Post-Validation: Gate Nine of the Nine Gate Transfer Process

May 7, 2014

As the pharmaceutical supply chain evolves, at some point product/technology transfers will become part of the improvement process. When transferring production from site to site, an array of complex challenges will certainly arise if a very specific, well-planned process is not followed. In previous blog posts we have described the Nine Gate Transfer Process, a detailed guide for making your technology transfer more streamlined and efficient. Today, we will discuss completing the transfer with Gate 9: Post-Validation. If you would like to review the previous steps in this transfer process before continuing, please do so below.

Gate 1: Assessment
Gate 2: Stakeholder Review
Gate 3: The Transfer Plan
Gate 4: The Transfer Process Map
Gate 5: GMP Documentation
Gate 6: Formulation and Process Development
Gate 7: Ready for cGMP Validation
Gate 8: Process Validation 

The days of simply producing three validation batches before sending to market are gone.  In January 2011, the FDA revised process validation expectations.  Validation now has a holistic approach utilizing stages including Stage 1: Process Design (Quality by Design), Stage 2: Process Qualification, and Stage 3: Continued Process Verification.  When to commercialize, stability data reporting, and ongoing verification techniques are important factors to consider after successfully executing process validation. Finally, collecting lessons learned is an important improvement tool.

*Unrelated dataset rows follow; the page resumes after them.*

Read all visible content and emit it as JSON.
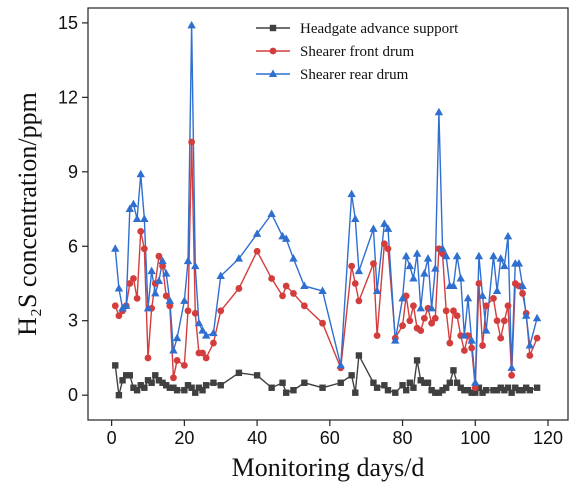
{
  "chart_data": {
    "type": "line",
    "x_label": "Monitoring days/d",
    "y_label": "H₂S concentration/ppm",
    "xlim": [
      -6.5,
      125.5
    ],
    "ylim": [
      -1,
      15.6
    ],
    "xticks": [
      0,
      20,
      40,
      60,
      80,
      100,
      120
    ],
    "yticks": [
      0,
      3,
      6,
      9,
      12,
      15
    ],
    "grid": false,
    "legend": "upper right",
    "x": [
      1,
      2,
      3,
      4,
      5,
      6,
      7,
      8,
      9,
      10,
      11,
      12,
      13,
      14,
      15,
      16,
      17,
      18,
      20,
      21,
      22,
      23,
      24,
      25,
      26,
      28,
      30,
      35,
      40,
      44,
      47,
      48,
      50,
      53,
      58,
      63,
      66,
      67,
      68,
      72,
      73,
      75,
      76,
      78,
      80,
      81,
      82,
      83,
      84,
      85,
      86,
      87,
      88,
      89,
      90,
      91,
      92,
      93,
      94,
      95,
      96,
      97,
      98,
      99,
      100,
      101,
      102,
      103,
      105,
      106,
      107,
      108,
      109,
      110,
      111,
      112,
      113,
      114,
      115,
      117
    ],
    "series": [
      {
        "name": "Headgate advance support",
        "color": "#404040",
        "marker": "square",
        "values": [
          1.2,
          0.0,
          0.6,
          0.8,
          0.8,
          0.3,
          0.2,
          0.4,
          0.3,
          0.6,
          0.5,
          0.8,
          0.6,
          0.5,
          0.4,
          0.3,
          0.3,
          0.2,
          0.2,
          0.4,
          0.3,
          0.1,
          0.3,
          0.2,
          0.4,
          0.5,
          0.4,
          0.9,
          0.8,
          0.3,
          0.5,
          0.1,
          0.2,
          0.5,
          0.3,
          0.5,
          0.8,
          0.1,
          1.6,
          0.5,
          0.3,
          0.4,
          0.2,
          0.1,
          0.4,
          0.2,
          0.5,
          0.3,
          1.4,
          0.6,
          0.5,
          0.5,
          0.2,
          0.1,
          0.1,
          0.2,
          0.3,
          0.5,
          1.0,
          0.5,
          0.3,
          0.2,
          0.2,
          0.1,
          0.1,
          0.3,
          0.1,
          0.2,
          0.2,
          0.2,
          0.3,
          0.2,
          0.3,
          0.1,
          0.3,
          0.2,
          0.2,
          0.3,
          0.2,
          0.3
        ]
      },
      {
        "name": "Shearer front drum",
        "color": "#d43d3d",
        "marker": "circle",
        "values": [
          3.6,
          3.2,
          3.4,
          3.6,
          4.5,
          4.7,
          3.9,
          6.6,
          5.9,
          1.5,
          3.5,
          4.5,
          5.6,
          5.2,
          4.0,
          3.6,
          0.7,
          1.4,
          1.2,
          3.4,
          10.2,
          3.3,
          1.7,
          1.7,
          1.5,
          2.1,
          3.4,
          4.3,
          5.8,
          4.7,
          4.0,
          4.4,
          4.1,
          3.6,
          2.9,
          1.1,
          5.2,
          4.5,
          3.8,
          5.3,
          2.4,
          6.1,
          5.9,
          2.3,
          2.8,
          4.0,
          3.0,
          3.6,
          2.7,
          2.6,
          3.1,
          3.5,
          2.9,
          3.1,
          5.9,
          5.7,
          3.4,
          2.1,
          3.4,
          3.2,
          2.4,
          1.8,
          2.4,
          1.9,
          0.3,
          4.5,
          2.0,
          3.6,
          3.9,
          3.0,
          2.3,
          3.0,
          3.6,
          0.8,
          4.5,
          4.4,
          4.1,
          3.3,
          1.6,
          2.3
        ]
      },
      {
        "name": "Shearer rear drum",
        "color": "#2f6fd0",
        "marker": "triangle",
        "values": [
          5.9,
          4.3,
          3.5,
          3.6,
          7.5,
          7.7,
          7.1,
          8.9,
          7.1,
          3.5,
          5.0,
          4.1,
          4.6,
          5.4,
          4.9,
          3.8,
          1.8,
          2.3,
          3.8,
          5.4,
          14.9,
          5.2,
          2.9,
          2.6,
          2.4,
          2.5,
          4.8,
          5.5,
          6.5,
          7.3,
          6.4,
          6.3,
          5.5,
          4.4,
          4.2,
          1.2,
          8.1,
          7.1,
          5.0,
          6.7,
          4.2,
          6.9,
          6.7,
          2.2,
          3.9,
          5.6,
          5.2,
          4.7,
          5.7,
          3.5,
          4.9,
          5.5,
          3.5,
          5.1,
          11.4,
          5.9,
          5.6,
          4.4,
          4.4,
          5.6,
          4.7,
          2.4,
          3.9,
          2.2,
          0.5,
          5.6,
          4.0,
          2.6,
          5.6,
          4.2,
          5.5,
          5.2,
          6.4,
          1.1,
          5.3,
          5.3,
          4.4,
          3.2,
          2.0,
          3.1
        ]
      }
    ]
  }
}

All process validation elements come into play during product/technology transfer validation as discussed in the previous gates, but now it is time for continued process verification.  The verification needs to continue to demonstrate a state of control (PPK value for CPP processes >1) of the process and finished product in relation to the patient.  A concept of tracking trend results and utilizing data from previous batches is a great way to demonstrate that the finished product has not changed although process adjustments or site change did occur.  The concept is reasonable but reality has several factors that may transfer cause trends to go in a different direction than expected.  Analytical variance, process variance (both inherent and over time) as well as stability effects will send mixed signals unless a solid decision making foundation has been defined.

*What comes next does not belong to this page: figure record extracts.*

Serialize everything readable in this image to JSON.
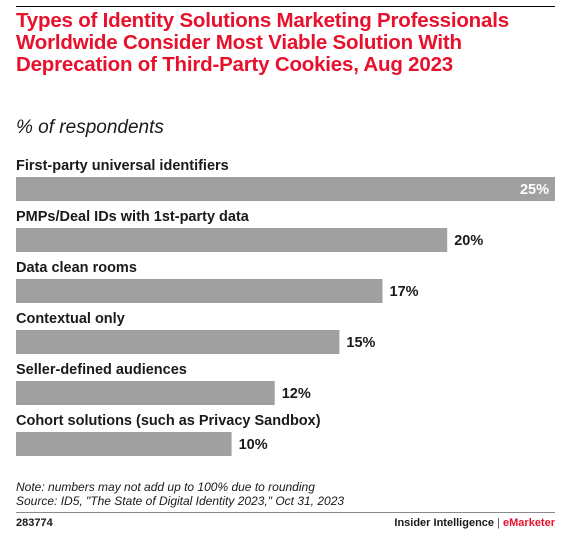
{
  "chart_data": {
    "type": "bar",
    "orientation": "horizontal",
    "title": "Types of Identity Solutions Marketing Professionals Worldwide Consider Most Viable Solution With Deprecation of Third-Party Cookies, Aug 2023",
    "subtitle": "% of respondents",
    "categories": [
      "First-party universal identifiers",
      "PMPs/Deal IDs with 1st-party data",
      "Data clean rooms",
      "Contextual only",
      "Seller-defined audiences",
      "Cohort solutions (such as Privacy Sandbox)"
    ],
    "values": [
      25,
      20,
      17,
      15,
      12,
      10
    ],
    "value_labels": [
      "25%",
      "20%",
      "17%",
      "15%",
      "12%",
      "10%"
    ],
    "xlim": [
      0,
      25
    ],
    "unit": "%",
    "grid": false,
    "legend": "none",
    "bar_color": "#a0a0a0",
    "inside_label_color": "#ffffff",
    "outside_label_color": "#1a1a1a"
  },
  "note": "Note: numbers may not add up to 100% due to rounding",
  "source": "Source: ID5, \"The State of Digital Identity 2023,\" Oct 31, 2023",
  "chart_id": "283774",
  "brand": {
    "name": "Insider Intelligence",
    "separator": "|",
    "accent": "eMarketer"
  },
  "colors": {
    "title": "#e8112d",
    "text": "#1a1a1a",
    "bar": "#a0a0a0"
  }
}
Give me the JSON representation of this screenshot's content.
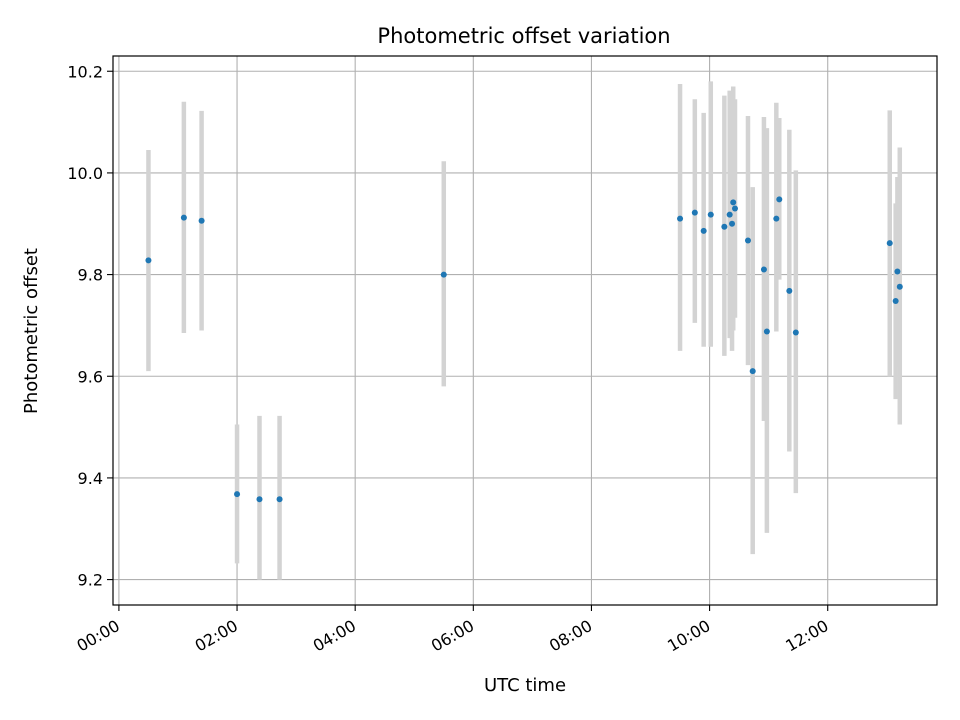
{
  "chart_data": {
    "type": "scatter",
    "title": "Photometric offset variation",
    "xlabel": "UTC time",
    "ylabel": "Photometric offset",
    "xlim_hours": [
      -0.1,
      13.85
    ],
    "ylim": [
      9.15,
      10.23
    ],
    "x_ticks": [
      {
        "h": 0,
        "label": "00:00"
      },
      {
        "h": 2,
        "label": "02:00"
      },
      {
        "h": 4,
        "label": "04:00"
      },
      {
        "h": 6,
        "label": "06:00"
      },
      {
        "h": 8,
        "label": "08:00"
      },
      {
        "h": 10,
        "label": "10:00"
      },
      {
        "h": 12,
        "label": "12:00"
      }
    ],
    "y_ticks": [
      {
        "v": 9.2,
        "label": "9.2"
      },
      {
        "v": 9.4,
        "label": "9.4"
      },
      {
        "v": 9.6,
        "label": "9.6"
      },
      {
        "v": 9.8,
        "label": "9.8"
      },
      {
        "v": 10.0,
        "label": "10.0"
      },
      {
        "v": 10.2,
        "label": "10.2"
      }
    ],
    "grid": true,
    "point_color": "#1f77b4",
    "errorbar_color": "#d3d3d3",
    "points": [
      {
        "h": 0.5,
        "y": 9.828,
        "lo": 9.61,
        "hi": 10.045
      },
      {
        "h": 1.1,
        "y": 9.912,
        "lo": 9.685,
        "hi": 10.14
      },
      {
        "h": 1.4,
        "y": 9.906,
        "lo": 9.69,
        "hi": 10.122
      },
      {
        "h": 2.0,
        "y": 9.368,
        "lo": 9.232,
        "hi": 9.505
      },
      {
        "h": 2.38,
        "y": 9.358,
        "lo": 9.2,
        "hi": 9.522
      },
      {
        "h": 2.72,
        "y": 9.358,
        "lo": 9.2,
        "hi": 9.522
      },
      {
        "h": 5.5,
        "y": 9.8,
        "lo": 9.58,
        "hi": 10.023
      },
      {
        "h": 9.5,
        "y": 9.91,
        "lo": 9.65,
        "hi": 10.175
      },
      {
        "h": 9.75,
        "y": 9.922,
        "lo": 9.705,
        "hi": 10.145
      },
      {
        "h": 9.9,
        "y": 9.886,
        "lo": 9.658,
        "hi": 10.118
      },
      {
        "h": 10.02,
        "y": 9.918,
        "lo": 9.658,
        "hi": 10.18
      },
      {
        "h": 10.25,
        "y": 9.894,
        "lo": 9.64,
        "hi": 10.152
      },
      {
        "h": 10.34,
        "y": 9.918,
        "lo": 9.675,
        "hi": 10.162
      },
      {
        "h": 10.38,
        "y": 9.9,
        "lo": 9.65,
        "hi": 10.16
      },
      {
        "h": 10.4,
        "y": 9.942,
        "lo": 9.69,
        "hi": 10.17
      },
      {
        "h": 10.43,
        "y": 9.93,
        "lo": 9.715,
        "hi": 10.145
      },
      {
        "h": 10.65,
        "y": 9.867,
        "lo": 9.622,
        "hi": 10.112
      },
      {
        "h": 10.73,
        "y": 9.61,
        "lo": 9.25,
        "hi": 9.972
      },
      {
        "h": 10.92,
        "y": 9.81,
        "lo": 9.512,
        "hi": 10.11
      },
      {
        "h": 10.97,
        "y": 9.688,
        "lo": 9.292,
        "hi": 10.088
      },
      {
        "h": 11.13,
        "y": 9.91,
        "lo": 9.688,
        "hi": 10.138
      },
      {
        "h": 11.18,
        "y": 9.948,
        "lo": 9.79,
        "hi": 10.108
      },
      {
        "h": 11.35,
        "y": 9.768,
        "lo": 9.452,
        "hi": 10.085
      },
      {
        "h": 11.46,
        "y": 9.686,
        "lo": 9.37,
        "hi": 10.005
      },
      {
        "h": 13.05,
        "y": 9.862,
        "lo": 9.6,
        "hi": 10.123
      },
      {
        "h": 13.15,
        "y": 9.748,
        "lo": 9.555,
        "hi": 9.94
      },
      {
        "h": 13.18,
        "y": 9.806,
        "lo": 9.62,
        "hi": 9.992
      },
      {
        "h": 13.22,
        "y": 9.776,
        "lo": 9.505,
        "hi": 10.05
      }
    ]
  }
}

The decision on when to commercialize must be based on sound scientific fact. Obtaining the correct data at the correct time to make those decisions should have been planned in Gate 3 and need to be followed during validation. Many teams looking for financial reward may commit to commercialization before all the required information has been documented before adding the product to the Pharmaceutical Supply Chain.

The plan for continued process verification requires defined control strategy for each of the critical process parameters that ensure that the process continues to produce products in a controlled state. The use of 3 sigma limits and confidence intervals shows what is a normal process and what will need management review.

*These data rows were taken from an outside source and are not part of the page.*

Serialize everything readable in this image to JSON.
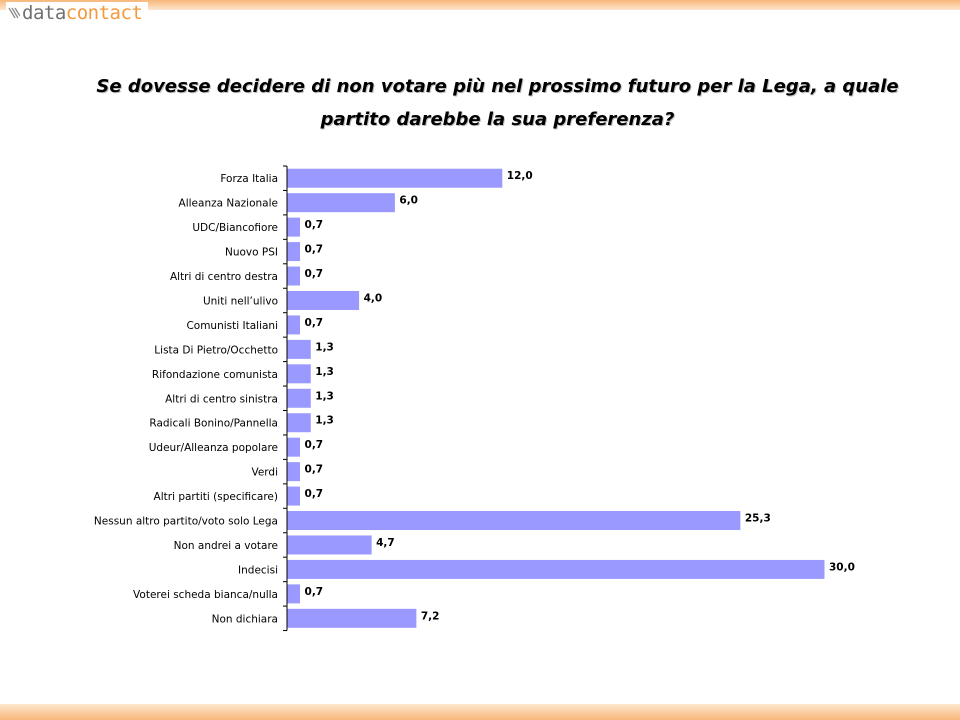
{
  "header": {
    "logo_part1": "data",
    "logo_part2": "contact"
  },
  "colors": {
    "bar": "#9999ff",
    "logo_accent": "#f39a3e",
    "band": "#f7b77a"
  },
  "chart_data": {
    "type": "bar",
    "orientation": "horizontal",
    "title": "Se dovesse decidere di non votare più nel prossimo futuro per la Lega, a quale partito darebbe la sua preferenza?",
    "xlabel": "",
    "ylabel": "",
    "grid": false,
    "legend": "none",
    "xlim": [
      0,
      30
    ],
    "categories": [
      "Forza Italia",
      "Alleanza Nazionale",
      "UDC/Biancofiore",
      "Nuovo PSI",
      "Altri di centro destra",
      "Uniti nell’ulivo",
      "Comunisti Italiani",
      "Lista Di Pietro/Occhetto",
      "Rifondazione comunista",
      "Altri di centro sinistra",
      "Radicali Bonino/Pannella",
      "Udeur/Alleanza popolare",
      "Verdi",
      "Altri partiti (specificare)",
      "Nessun altro partito/voto solo Lega",
      "Non andrei a votare",
      "Indecisi",
      "Voterei scheda bianca/nulla",
      "Non dichiara"
    ],
    "values": [
      12.0,
      6.0,
      0.7,
      0.7,
      0.7,
      4.0,
      0.7,
      1.3,
      1.3,
      1.3,
      1.3,
      0.7,
      0.7,
      0.7,
      25.3,
      4.7,
      30.0,
      0.7,
      7.2
    ],
    "value_labels": [
      "12,0",
      "6,0",
      "0,7",
      "0,7",
      "0,7",
      "4,0",
      "0,7",
      "1,3",
      "1,3",
      "1,3",
      "1,3",
      "0,7",
      "0,7",
      "0,7",
      "25,3",
      "4,7",
      "30,0",
      "0,7",
      "7,2"
    ]
  }
}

Validation stability data can hang over the transfer like a dagger.  There is nothing worse than seeing results trend lower and lower each month and wondering if the results will meet 24/36 month shelf life data.  Often when we believe we know everything about a product, we learn something new.  The stability protocol should include standards for judging trends and potential corrective actions.

Finally, lessons learned from the production transfer need to be documented along with the validation report to allow improvement in future product/technology transfers.